Today, I had a deja-vu. I was having lunch with a friend from HP and he asked me "do you still believe there is a need for synchronization in mobile? Network are fast now, you know, and reliable". My mind went back to 2003, to the very first presentation I gave about Sync4j (two years in the making, at the time). Someone asked me the same question, albeit more generic: "do you still believe there is a need for synchronization? Network are fast now, you know".

To both, I gave the same answer: "You bet! It is not about the network, it is about usability".

Then I checked the announcement that Apple TV finally hit the stores today. They have one page on the web site where the word sync is used 12 times... Wow, sync is still here today... And there is no network more reliable and faster than the one you have at home... Why is that? Apple could have created Apple TV just streaming info from your devices, taking content from the web. Instead, they went for a sync solution (as they did for the iPod). Why?

Think about your Apple TV. It shows your video and pictures and music on your TV. Where do you have them?

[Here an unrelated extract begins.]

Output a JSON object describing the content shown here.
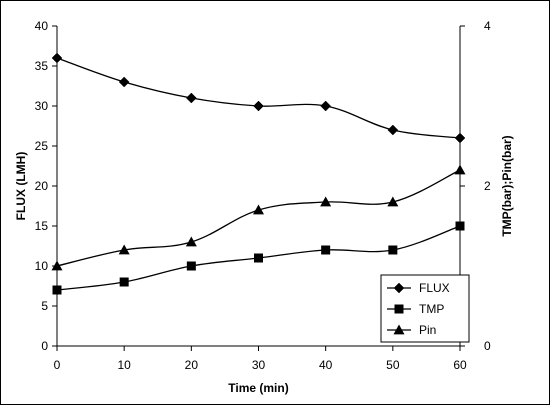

On your PC. On your iPod. On your mobile phone. They are spread out. Every device captures the information and you have to sync it back somewhere. The devices are many, the data could be just one, but it is distributed. Each device has a piece of the puzzle. Again, why?

Because on your iPod you want music to start instantaneously. Five seconds wait and it is unusable. Because the experience of listening to your music on your iPod in the subway could not be replicated if you needed a wireless signal (yes, I know, some subway now have wireless signal). Or when you fly (yes, I know, some airplanes now have wi-fi, but did you notice Connexion by Boeing died?).

On your Apple TV your data is stored. You flip through it in an instant. It works even if your laptop is off, your iPod is in your bag, the batteries of your cell phone are toasted. You can use it. And the experience is great (Apple is the master of usability, after all). You get that only if your data is already on your device. And it gets there through synchronization. Usable synchronized data. Even in a fast and reliable network, imagine on a cellular network...

Forget killing synchronization. It is here to stay. Long life to sync.